Une affaire au Royaume-Uni

Au Royaume-Uni, le cas de Regina contre Andrew Nicholas Malkinson (2006) est l’une des affaires les plus connues relatant l’analyse de preuves liées à des préservatifs. Les experts ont détecté des traces de PDMS – un lubrifiant siliconé – sur les sous-vêtements de la victime. Celle-ci a déclaré qu’elle n’utilisait jamais de cosmétiques car elle avait une peau très sensible. Lorsque l’expert a rapporté la présence de traces de PDMS, le tribunal a déclaré que, si la déclaration de la victime était correcte et compte tenu du témoignage de l’expert, il était plus probable que les traces proviennent d’un préservatif.

Cependant, à l’époque de la publication de ces affaires, c’est-à-dire entre 1994 et 2006, aucun modèle publié n’identifiait les taux d’erreur liés à ces analyses, ni ne permettait d’interpréter concrètement un résultat positif. Les faux positifs générés par les produits d’hygiène ou autres lubrifiants n’ont jamais été étudiés jusqu’à présent.

Le viol en chiffres

713, c’est le nombre de plaintes pour viol qui ont été enregistrées par la police, en Suisse, en 2020. Ces crimes ont été élucidés dans 88 % des cas. L’auteur est souvent une personne connue de la victime. Autre précision: 268 des 713 viols ont eu lieu dans le cadre de violence domestique. Professeur à l’École des sciences criminelles, Marcelo Aebi est catégorique: le chiffre de 713 viols ne représente pas la réalité. «En matière d’agressions sexuelles, le taux de dénonciation en Europe est de moins de 30 %, selon le dernier sondage international de victimisation.» Pourquoi y a-t-il autant de victimes qui ne portent pas plainte? «Le viol est une expérience très traumatisante. Qui a envie d’aller raconter ces faits, parfois plus d’une fois, à la police? Sans compter qu’une procédure pénale fait replonger la victime dans des souvenirs traumatisants.» 

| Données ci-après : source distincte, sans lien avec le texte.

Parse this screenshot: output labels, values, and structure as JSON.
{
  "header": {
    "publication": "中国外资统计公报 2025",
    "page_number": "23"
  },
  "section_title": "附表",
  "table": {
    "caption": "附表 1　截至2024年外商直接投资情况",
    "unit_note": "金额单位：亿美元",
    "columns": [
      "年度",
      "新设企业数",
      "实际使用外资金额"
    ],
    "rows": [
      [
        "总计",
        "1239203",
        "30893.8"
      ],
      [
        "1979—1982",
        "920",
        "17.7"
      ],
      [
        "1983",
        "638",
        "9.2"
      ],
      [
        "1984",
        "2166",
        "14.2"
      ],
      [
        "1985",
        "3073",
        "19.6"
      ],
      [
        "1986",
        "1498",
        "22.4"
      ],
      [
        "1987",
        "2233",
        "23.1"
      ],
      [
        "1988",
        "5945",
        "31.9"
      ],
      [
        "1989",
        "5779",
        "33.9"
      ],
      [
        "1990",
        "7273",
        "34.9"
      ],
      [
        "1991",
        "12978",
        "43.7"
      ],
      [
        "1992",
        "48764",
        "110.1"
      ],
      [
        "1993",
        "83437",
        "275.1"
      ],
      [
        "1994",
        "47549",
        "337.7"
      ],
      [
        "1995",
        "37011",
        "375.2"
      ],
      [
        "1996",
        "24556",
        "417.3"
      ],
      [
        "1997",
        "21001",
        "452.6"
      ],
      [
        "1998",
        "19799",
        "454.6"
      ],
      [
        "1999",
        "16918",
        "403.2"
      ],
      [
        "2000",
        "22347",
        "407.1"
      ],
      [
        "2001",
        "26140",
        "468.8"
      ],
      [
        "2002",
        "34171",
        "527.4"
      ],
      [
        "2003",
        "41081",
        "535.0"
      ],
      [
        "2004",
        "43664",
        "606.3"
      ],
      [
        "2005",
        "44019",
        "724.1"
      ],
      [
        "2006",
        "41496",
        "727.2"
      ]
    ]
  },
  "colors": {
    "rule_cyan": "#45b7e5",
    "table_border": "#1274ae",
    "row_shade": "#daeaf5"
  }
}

Ces dernières années, à échelle internationale, les dénonciations semblent avoir légèrement augmenté, constate Marcelo Aebi. Il évoque le mouvement #MeToo et les encouragements à parler pour expliquer cette hausse. «En Suisse, il nous manque un sondage de victimisation fédéral. Si nous procédions de manière systématique à un tel sondage auprès de la population, nous pourrions savoir s’il y a une hausse ou une baisse dans ce domaine.»